The following are the recommendations to get the maximum data deduplication ratios with the Virtual Tape Library (VTL) software data deduplication feature

  • Disable software data compression by the backup application
  • Enable hardware compression for the tape drive to maximize space savings
  • Disable multiplexing of backup streams
  • Disable encryption of backup streams
  • Disable data deduplication by the backup application itself

Tape Block Size

The block size used to write to tape plays an important part in deduplication ratios achieved. The simple rule is that larger the block size the higher the deduplication ratios.

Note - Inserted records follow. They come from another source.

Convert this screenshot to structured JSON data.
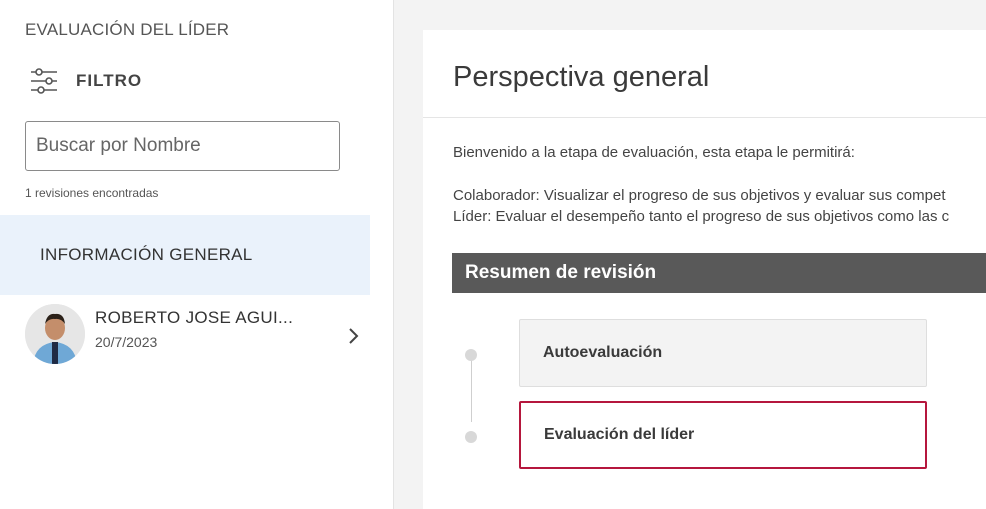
{
  "sidebar": {
    "title": "EVALUACIÓN DEL LÍDER",
    "filter_label": "FILTRO",
    "search_placeholder": "Buscar por Nombre",
    "count_text": "1 revisiones encontradas",
    "general_info": "INFORMACIÓN GENERAL",
    "person": {
      "name": "ROBERTO JOSE AGUI...",
      "date": "20/7/2023"
    }
  },
  "main": {
    "title": "Perspectiva general",
    "intro": "Bienvenido a la etapa de evaluación, esta etapa le permitirá:",
    "line1": "Colaborador: Visualizar el progreso de sus objetivos y evaluar sus compet",
    "line2": "Líder: Evaluar el desempeño tanto el progreso de sus objetivos como las c",
    "summary_title": "Resumen de revisión",
    "steps": [
      "Autoevaluación",
      "Evaluación del líder"
    ]
  },
  "colors": {
    "selected_bg": "#eaf2fb",
    "accent": "#b5173d",
    "summary_bar": "#595959"
  },
  "icons": {
    "filter": "sliders-icon",
    "chevron": "chevron-right-icon"
  }
}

The following lists the default block size used by different backup applications. NOTE: For certain backup applications a newer block size will only be picked up after a relabeling of the virtual tape

Symantec NetBackup

The default block size used for tape is 64K. This is not optimal for data deduplication and can be increased to 256K by specifying SIZE_DATA_BUFFERS as 256K

IBM Tivoli Storage Manager

The default block size used is 256K and is optimal for data deduplication

IBM iSeries BRMS

The deduplication engine is content-aware and tries to identify file data, database block etc. within a backup stream. However the deduplication engine is not aware of the backup format for iSeries backups. Splitting the backup stream into 32KB blocks for iSeries backups a decent deduplication ratio can be achieved.

To set the dedupe block size for the VTL

/quadstorvtl/bin/vtconfig -m -v <vtl name> -b <dedupe block size> 

Dedupe block size can be one of 0, 4096, 8192, 16384, 32768, 65536, 131072 or 262144. Setting the block size to 0 will revert to the original behavior of trying to scan the data for dedupe points.

For example

/quadstorvtl/bin/vtconfig -m -v VTL1 -b 32768 

4096 block size will give the best possible deduplication of iSeries backups. On the down side, if the VTL is unable to find duplicate blocks or the deduplication ratio is less then this block size will lead to a big drop in read/write performance. 32768 is the recommended setting.

Another point to consider is that the compression ratios of iSeries backups are usually high. It might be worthwhile to backup to vcartridges in non-dedupe storage pools which will give a consistent read/write performance along with very high space savings due to compression. 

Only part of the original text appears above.